HSBC was not bailed out by the government in the same way as other banks taken under Whitehall's wing to be fattened up until strong enough to be returned to the private sector.

However, it benefited, as did every other bank, from the regime of quantitative easing, being handed interest-free state finance to strengthen their balances and assist further speculation.

The billions of pounds thrown at the banks didn't fall from heaven. They represent the accumulated taxes paid by people in Britain over decades.

Yet the bank management feels no sense of debt towards the government or the people who assisted its ability to profiteer as never before.

Gulliver and his acolytes acknowledge their sole responsibility as being to HSBC shareholders who apparently have the right to enjoy a consistently improving lifestyle in return for their historical investment in the bank.

No such consideration for HSBC employees who are treated as nothing more than figures on a balance sheet to be eradicated without ceremony.

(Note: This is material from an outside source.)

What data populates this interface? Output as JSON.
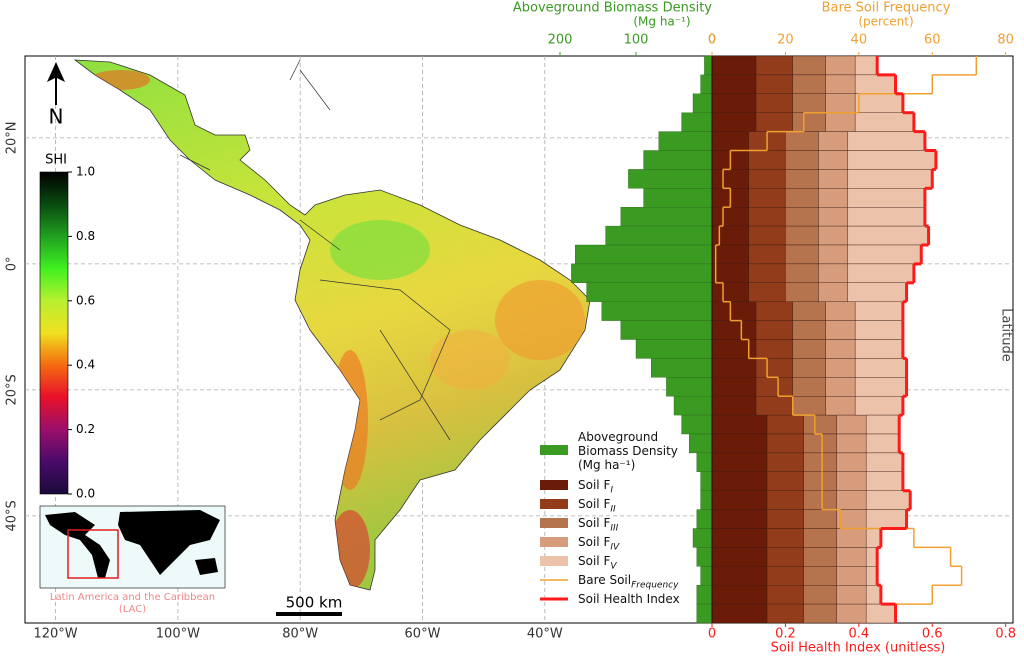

The bank has slashed 41,000 global full-time posts in the past three years, forcing the remaining 254,000 to absorb the work of their colleagues.

Similar indifference to human suffering is expressed in the bank's decision to bring the staff final-salary pension scheme to an end, causing heartache to workers who won't know how much to expect before negotiating a retirement package with pension providers.

What justification can a company boasting £14bn profits have for axing a decent pension scheme that it can easily afford?

The truth is that it doesn't need to make excuses for such an injustice because its existence is dedicated solely to the piling up of profit, which benefits in the main an infinitesimal section of society.

Labour shadow financial secretary to the Treasury Cathy Jamieson has a case when she suggests implementing a bank bonus tax this year in light of bumper bonuses at Lloyds and Barclays, as well as HSBC.

But as welcome as this would be to many working people outraged at seeing the City elite coining it in while their own pay is held down, it's really tinkering at the edges.

Recent decades have seen a widening of the gulf between rich and poor in Britain, with the wealthy minority creating a financial crisis and the working class expected to pay for it through slashed services, job cuts and reduced pay and benefits.

The gulf has to be narrowed through a systematic reversal of the burden of taxation from bearing most heavily on the working class to targeting the parasitic rich.

A 2 per cent wealth tax on the richest few seeing their assets mushroom during the latest housing boom in London and south-east England could generate £90bn a year.

Windfall taxes should not be restricted to banks. Nor should they be one off.

Indeed given the banks' crooked record of mis-selling insurance, impoverishing small businesses through interest rate swaps and fiddling the Libor rate, there is an increasingly strong case for public ownership in the banking sector.